Universal Health Coverage (UHC) has been on the Government’s agenda since the high-level expert group report was submitted in 2011.
The Union Government had announced ‘Ayushman Bharat’ during its budget for 2018 and committed to bring a transformation in access to quality health services and provide financial protection.
‘Arogya Karnataka’ is the state counterpart of UHC with Suvarna Arogya Suvarna Trust (SAST) for Management. Patients get a unique identity number (ARKID) and a healthcare ‘Arogya Karnataka Card’.
Rs 30,000 per annum will be provided for specified complex secondary treatment for up to five members per family and the annual limit of Rs 1.5 lakh for specified tertiary care with an additional assistance of Rs 50,000 for an emergency.
As the scheme is being implemented in a hurry, poor awareness and lack of clarity regarding mandatory rules of referral system from a government hospital, BPL and Aadhaar card requirements etc have created confusion. So far only 471 hospitals in the state have empaneled and many hospitals are waiting for rate revision.

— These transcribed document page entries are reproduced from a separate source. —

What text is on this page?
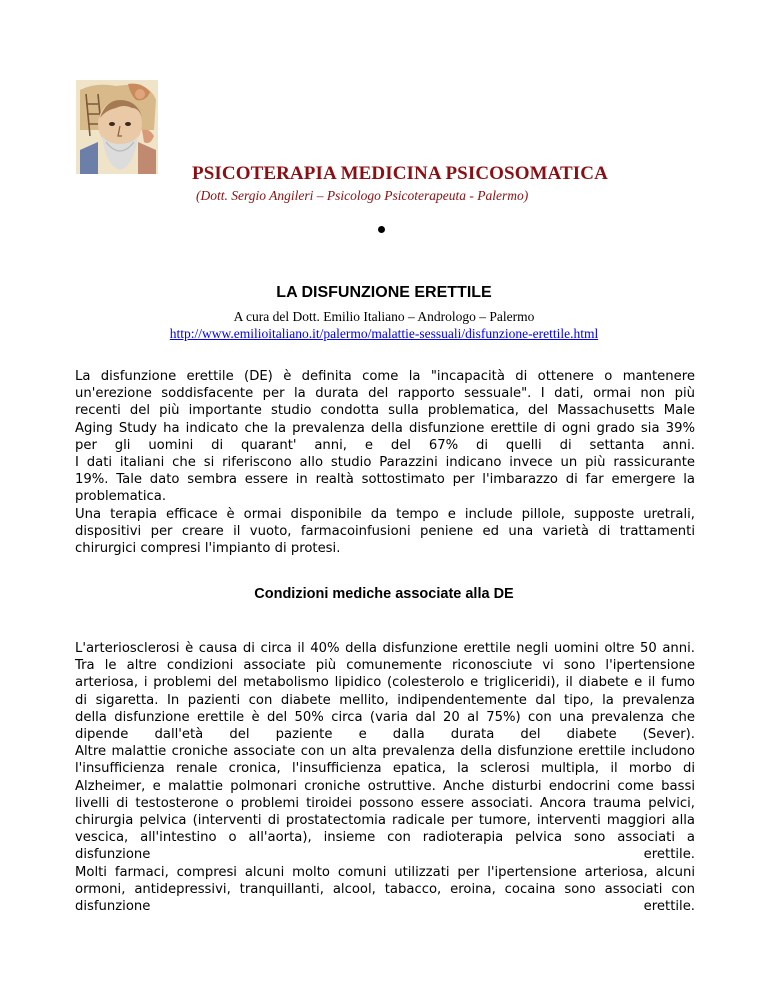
PSICOTERAPIA MEDICINA PSICOSOMATICA

(Dott. Sergio Angileri – Psicologo Psicoterapeuta - Palermo)

LA DISFUNZIONE ERETTILE

A cura del Dott. Emilio Italiano – Andrologo – Palermo

http://www.emilioitaliano.it/palermo/malattie-sessuali/disfunzione-erettile.html
La disfunzione erettile (DE) è definita come la "incapacità di ottenere o mantenere
un'erezione soddisfacente per la durata del rapporto sessuale". I dati, ormai non più
recenti del più importante studio condotta sulla problematica, del Massachusetts Male
Aging Study ha indicato che la prevalenza della disfunzione erettile di ogni grado sia 39%
per gli uomini di quarant' anni, e del 67% di quelli di settanta anni.
I dati italiani che si riferiscono allo studio Parazzini indicano invece un più rassicurante
19%. Tale dato sembra essere in realtà sottostimato per l'imbarazzo di far emergere la
problematica.
Una terapia efficace è ormai disponibile da tempo e include pillole, supposte uretrali,
dispositivi per creare il vuoto, farmacoinfusioni peniene ed una varietà di trattamenti
chirurgici compresi l'impianto di protesi.
Condizioni mediche associate alla DE
L'arteriosclerosi è causa di circa il 40% della disfunzione erettile negli uomini oltre 50 anni.
Tra le altre condizioni associate più comunemente riconosciute vi sono l'ipertensione
arteriosa, i problemi del metabolismo lipidico (colesterolo e trigliceridi), il diabete e il fumo
di sigaretta. In pazienti con diabete mellito, indipendentemente dal tipo, la prevalenza
della disfunzione erettile è del 50% circa (varia dal 20 al 75%) con una prevalenza che
dipende dall'età del paziente e dalla durata del diabete (Sever).
Altre malattie croniche associate con un alta prevalenza della disfunzione erettile includono
l'insufficienza renale cronica, l'insufficienza epatica, la sclerosi multipla, il morbo di
Alzheimer, e malattie polmonari croniche ostruttive. Anche disturbi endocrini come bassi
livelli di testosterone o problemi tiroidei possono essere associati. Ancora trauma pelvici,
chirurgia pelvica (interventi di prostatectomia radicale per tumore, interventi maggiori alla
vescica, all'intestino o all'aorta), insieme con radioterapia pelvica sono associati a
disfunzione erettile.
Molti farmaci, compresi alcuni molto comuni utilizzati per l'ipertensione arteriosa, alcuni
ormoni, antidepressivi, tranquillanti, alcool, tabacco, eroina, cocaina sono associati con
disfunzione erettile.
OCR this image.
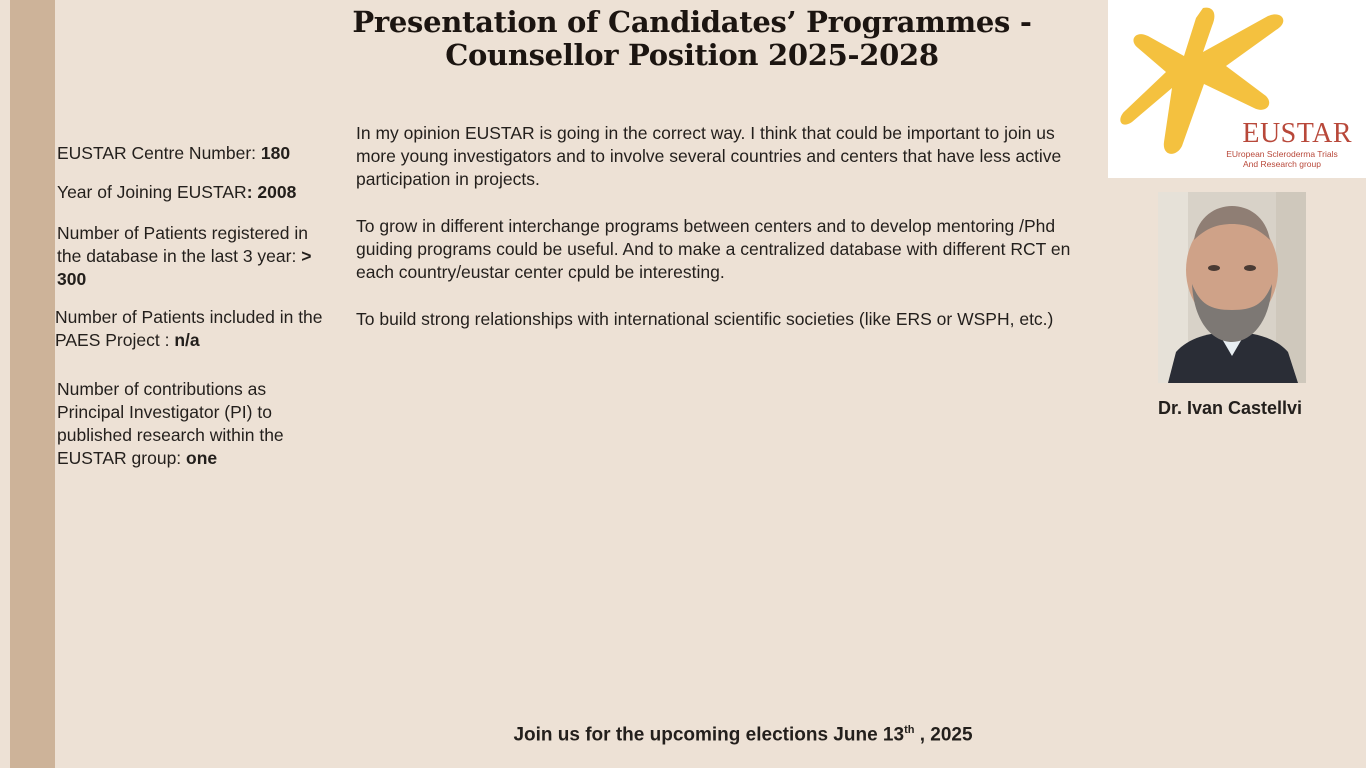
Presentation of Candidates’ Programmes -
Counsellor Position 2025-2028
EUSTAR
EUropean Scleroderma Trials
And Research group
EUSTAR Centre Number: 180
Year of Joining EUSTAR: 2008
Number of Patients registered in the database in the last 3 year: > 300
Number of Patients included in the PAES Project : n/a
Number of contributions as Principal Investigator (PI) to published research within the EUSTAR group: one

In my opinion EUSTAR is going in the correct way. I think that could be important to join us more young investigators and to involve several countries and centers that have less active participation in projects.

To grow in different interchange programs between centers and to develop mentoring /Phd guiding programs could be useful. And to make a centralized database with different RCT en each country/eustar center cpuld be interesting.

To build strong relationships with international scientific societies (like ERS or WSPH, etc.)

Dr. Ivan Castellvi
Join us for the upcoming elections June 13th , 2025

Nearly 2.2 lakh people have availed the card and its distribution was on. At the hospital level, confusions regarding eligibility to ESI or other private health insurance holders etc will interfere with the smooth implementation of the scheme.
There are many schemes in health such as cash benefits for Maternal & Child Health Services, programmes to reduce out of pocket expenses like Jan Aushadhi, earlier Vajpayee Arogyashree, and other government health insurance schemes.
Many programmes tend to be under-utilized due to lack of awareness, slow processing, travel to distant places, family support and limited information about schemes by the public.
From the system perspective lack of continuous monitoring, supervision, coordination, too many schemes, weak referral systems and lack of periodic evaluation of schemes/programmes further complicates the situation.
In one year since the announcement of mandatory prescription of generic drugs, we have seen challenges from the doctors and at the dispensing end. In our assessment, it was found that doctors were not prescribing generics, citing quality as a major issue. Only few doctors prescribe generics state that they do not find the quality up to the mark. Hence it is a tough call for medical practitioners and dispensers.
The writer is Director, IIHMR (Institute of Health Management AND Research), Bengaluru.